Whitewater princess Jess Fox has made canoe slalom history but the sweetness of a rare K1 and C1 slalom double also held two bitter aftertastes in Slovenia.

Controversy reigned on the final day of World Cup 4 in Tacen overnight when Fox became the first woman to win gold in both K1 and C1 boats at the same Cup event.

It only occurred due to a bizarre re-run of the kayak final after the London Olympic silver-medallist bombed out as the last paddler down the course.

A power outage further up the river sparked a 15cm change in water levels, creating a disadvantage for Fox and other leading competitors, forcing organisers to call for a re-run.
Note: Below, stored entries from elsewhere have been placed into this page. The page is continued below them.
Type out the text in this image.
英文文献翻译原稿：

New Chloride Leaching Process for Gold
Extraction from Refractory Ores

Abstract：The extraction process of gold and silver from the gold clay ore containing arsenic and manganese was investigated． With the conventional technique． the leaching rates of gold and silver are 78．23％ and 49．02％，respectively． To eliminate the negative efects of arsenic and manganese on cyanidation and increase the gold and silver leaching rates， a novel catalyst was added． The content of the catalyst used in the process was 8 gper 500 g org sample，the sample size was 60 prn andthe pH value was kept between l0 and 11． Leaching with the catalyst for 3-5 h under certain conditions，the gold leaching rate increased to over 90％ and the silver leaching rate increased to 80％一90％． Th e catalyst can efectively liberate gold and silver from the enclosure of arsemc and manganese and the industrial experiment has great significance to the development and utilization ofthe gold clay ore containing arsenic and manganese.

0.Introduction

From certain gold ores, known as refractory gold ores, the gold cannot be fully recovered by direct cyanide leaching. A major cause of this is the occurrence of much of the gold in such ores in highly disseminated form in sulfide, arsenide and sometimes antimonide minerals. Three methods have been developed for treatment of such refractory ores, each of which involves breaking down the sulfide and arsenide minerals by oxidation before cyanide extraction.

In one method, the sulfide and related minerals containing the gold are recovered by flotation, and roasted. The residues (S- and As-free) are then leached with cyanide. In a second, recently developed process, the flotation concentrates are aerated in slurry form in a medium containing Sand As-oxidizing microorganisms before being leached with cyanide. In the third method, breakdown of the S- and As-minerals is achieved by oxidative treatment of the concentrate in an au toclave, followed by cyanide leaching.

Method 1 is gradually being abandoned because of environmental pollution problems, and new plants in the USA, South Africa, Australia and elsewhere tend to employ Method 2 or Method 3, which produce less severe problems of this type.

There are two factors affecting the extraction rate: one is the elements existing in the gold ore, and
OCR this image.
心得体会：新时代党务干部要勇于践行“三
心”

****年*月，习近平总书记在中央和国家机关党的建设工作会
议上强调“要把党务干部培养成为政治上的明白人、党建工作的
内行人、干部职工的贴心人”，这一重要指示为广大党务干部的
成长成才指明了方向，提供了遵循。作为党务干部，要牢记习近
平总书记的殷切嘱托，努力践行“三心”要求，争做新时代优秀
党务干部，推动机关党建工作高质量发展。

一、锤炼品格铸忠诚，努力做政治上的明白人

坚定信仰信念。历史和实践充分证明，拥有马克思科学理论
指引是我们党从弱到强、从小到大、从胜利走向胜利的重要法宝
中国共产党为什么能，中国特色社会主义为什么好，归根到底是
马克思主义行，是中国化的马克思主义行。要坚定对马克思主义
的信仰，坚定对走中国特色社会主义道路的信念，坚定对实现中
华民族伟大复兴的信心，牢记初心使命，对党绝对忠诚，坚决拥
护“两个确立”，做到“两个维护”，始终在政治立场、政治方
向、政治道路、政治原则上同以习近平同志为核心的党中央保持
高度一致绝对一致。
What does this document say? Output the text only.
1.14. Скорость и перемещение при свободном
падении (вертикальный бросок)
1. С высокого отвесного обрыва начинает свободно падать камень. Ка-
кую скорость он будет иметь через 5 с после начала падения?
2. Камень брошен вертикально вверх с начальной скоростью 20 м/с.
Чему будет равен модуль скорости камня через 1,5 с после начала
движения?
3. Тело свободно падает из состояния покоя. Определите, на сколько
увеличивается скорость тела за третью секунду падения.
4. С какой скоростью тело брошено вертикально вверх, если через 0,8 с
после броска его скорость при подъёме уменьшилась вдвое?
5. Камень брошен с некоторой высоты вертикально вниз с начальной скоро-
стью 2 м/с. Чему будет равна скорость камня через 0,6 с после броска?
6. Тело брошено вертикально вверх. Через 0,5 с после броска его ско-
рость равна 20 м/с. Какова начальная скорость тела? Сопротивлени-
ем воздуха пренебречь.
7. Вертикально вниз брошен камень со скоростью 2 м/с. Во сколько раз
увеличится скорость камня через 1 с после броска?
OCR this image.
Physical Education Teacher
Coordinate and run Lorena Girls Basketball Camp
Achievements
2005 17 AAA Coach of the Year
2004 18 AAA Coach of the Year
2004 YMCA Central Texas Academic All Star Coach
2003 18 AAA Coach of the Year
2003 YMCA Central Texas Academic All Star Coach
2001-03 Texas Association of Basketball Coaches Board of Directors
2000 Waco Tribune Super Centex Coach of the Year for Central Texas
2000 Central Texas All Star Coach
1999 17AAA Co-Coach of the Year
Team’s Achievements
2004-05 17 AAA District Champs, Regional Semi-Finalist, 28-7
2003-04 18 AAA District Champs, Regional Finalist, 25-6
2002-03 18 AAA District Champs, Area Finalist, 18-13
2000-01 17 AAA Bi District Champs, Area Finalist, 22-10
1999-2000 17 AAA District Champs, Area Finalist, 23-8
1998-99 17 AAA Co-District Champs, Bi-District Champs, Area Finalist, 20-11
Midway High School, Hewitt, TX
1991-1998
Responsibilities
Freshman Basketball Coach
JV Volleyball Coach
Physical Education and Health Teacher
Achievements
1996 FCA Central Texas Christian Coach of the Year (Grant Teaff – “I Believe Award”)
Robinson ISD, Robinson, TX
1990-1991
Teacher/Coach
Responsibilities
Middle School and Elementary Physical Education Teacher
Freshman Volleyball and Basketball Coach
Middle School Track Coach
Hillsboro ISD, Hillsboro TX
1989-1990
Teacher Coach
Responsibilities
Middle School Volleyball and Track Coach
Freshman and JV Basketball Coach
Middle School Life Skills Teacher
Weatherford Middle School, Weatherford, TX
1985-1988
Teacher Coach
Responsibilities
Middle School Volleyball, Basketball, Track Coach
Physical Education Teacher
It cost the 19-year-old's teammate Ros Lawrence a maiden World Cup medal in the K1 after she produced a sterling second in the initial final.

Lawrence was unsurprisingly upset by the ruling, eventually finishing ninth (10.29 seconds behind victor Fox) to rub salt into the wounds of a challenging season.

"It was a bizarre day," Fox said from Braitislova on Monday. "I really felt for the girls who finished first, second and third after that run.

"Ros was second and to be told to do another run ... I know how I'd be if I was in her position.

"I had a shocking run in that (first) final, with a really big mistake, and then got a second chance. I thought how lucky and made the most of the second chance."

The K1 triumph, beating Austrian star Corinna Kuhnle by 0.34s, was Fox's long-awaited first K1 gold and came after she continued her domination of the C1, winning her third canoe World Cup final this year.

The K1 and C1 double has been achieved by men before, most recently by British champion Dave Florence in Cardiff, but this was the first time for a woman.

It further stoked the desire of Fox and Australian Canoeing, lobbying for gender equity, to have the C1 event included in the Olympics.

As it stands the K1 is the only female whitewater medal at the Games, while men have three (K1, C1 and C2), giving the sport the second lowest female participation rate of 25 per cent (only higher than boxing).

"Afterwards I realised it was great for me to do that but I can't at the Olympics," she said. "It's sweet but it hits home because you realise there's not as many opportunities for women in our sport.

"We're behind other sports in the way we address gender issues and that should be a concern to the ICF (International Canoe Federation).

"At this stage it seems like they're still discriminating against women."